Love Bites is a regular column on Short Order. Find other installments here.
About four or five dates in, Matlock and I finally made it to Matsuri. We had both been there at least once on other occasions and recalled it seemed pretty authentic, so we were game. (Of course, what a gal from Florida who has never even flown over Japan in a plane, let alone set foot in the country, would know about authenticity is anyone's guess. But let's argue that it was no fast-food sushi joint, and it wasn't decorated with dust-covered paper lanterns, so it seemed to be the genuine article.) Now that we had peeled back each other's shiny layers and he answered the Ten Most Important Questions favorably, we were really ready to start opening up. Well, at least he was ready.
"So this dating column you write... Do I have to be okay with you going out to dinner with other guys all the time?" he began. "Because, truthfully, that doesn't thrill me."
Oooh. Here I was expecting to hear the dulcet sounds of chopstick splinter removal and green tea flowing, but instead I was treated to the bong of a hammer to my head. For a while, I assumed I could continue to be wined and dined by every dude in the city so long as they knew they wouldn't be getting any post-dessert affection and Matlock would be cool with that. But I guess playtime in Rikiland was about to e-n-d.
In an effort to stretch the response time, I buried my nose in the menu and didn't come up for air until our server arrived to scribble down my request for salmon skin salad (highly recommended), tuna tataki, sautéed chicken livers (yes, that was a mistake in retrospect), and vegetable tempura. She skittered off, and I sensed the weight of his question still lingering in the air. The reality was, he knew I was dating someone else casually when we met. Wasn't it too soon for him to ask me to cut the poor guy off altogether?
What Matlock didn't know is that I had already decided to set the Contender free earlier that afternoon on a hunch. After nearly eight months of a fine romance with very little physical affection but lots and lots of amazing dinners, my previous partner still wasn't committing. To anything. He announced I was still "growing on him" even after all that time and blamed the space between us on everything from his financial challenges to my being too busy with work. I had never been likened to a spore before, but that's how his comment made me feel.

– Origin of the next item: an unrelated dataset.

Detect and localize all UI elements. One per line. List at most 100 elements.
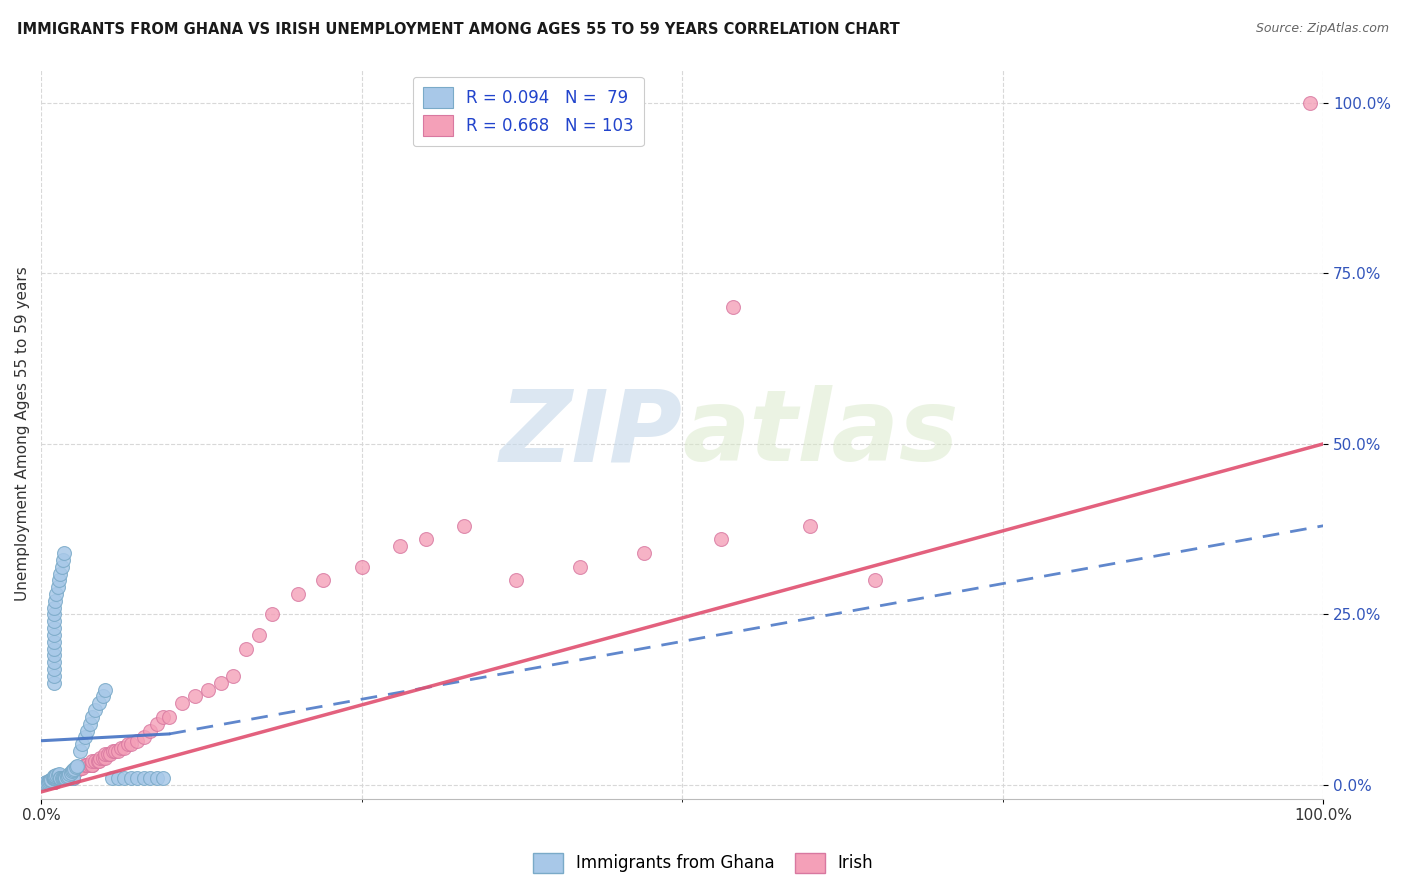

Yet over lunch at the Green Gables Café, when I calmly announced he was released from his tour of duty and free to find a gal to hold his heart captive, the guy acted as if he was a vegan told that his black bean veggie burger was really made from raw beef and frog leg purée. Pure shock. While he chewed and pondered, I quickly polished off a bowl of hot yellow lentil soup and a petite organic salad, waiting for the back-peddling to begin. And it did. He hit me with everything from, "You're not being patient," to "We just need more time," and, in a final desperate move, he closed with, "Geez, Riki, shouldn't you be concerned that some guy who barely knows you is head over heels and aiming for commitment after only a few dates?"
I had to sit with that comment for a second and let it steep alongside my cup of chai. In a way, the Contender was right. Matlock barely knew me. But if my new beau saw what he wanted in me after only a few dates, it was worth granting him the gift of exclusivity instead of someone who had enough time to watch this passion fruit seed germinate and then slowly dry up.
I played coy for a while as Matlock awaited my response, but by the time our sushi roll arrived -- the one named "Mr. Bush's 3:00 P.M." and described as "tuna tartar [sic], cucumber and avocado in wasabi mayo with [exact words here] something on top" -- the surrender had begun. "If you are willing to take me out to at least one different fancy-schmancy restaurant every week so I can write about it in my column, I'll promise to dine with only you going forward," I announced, and punctuated it with one eyebrow lifted for effect.
He happily agreed, and we dug into the Bush roll with "something on top," smirking. Our relationship was moving forward and in the right direction. And, gladly, it didn't seem to have anything growing on it.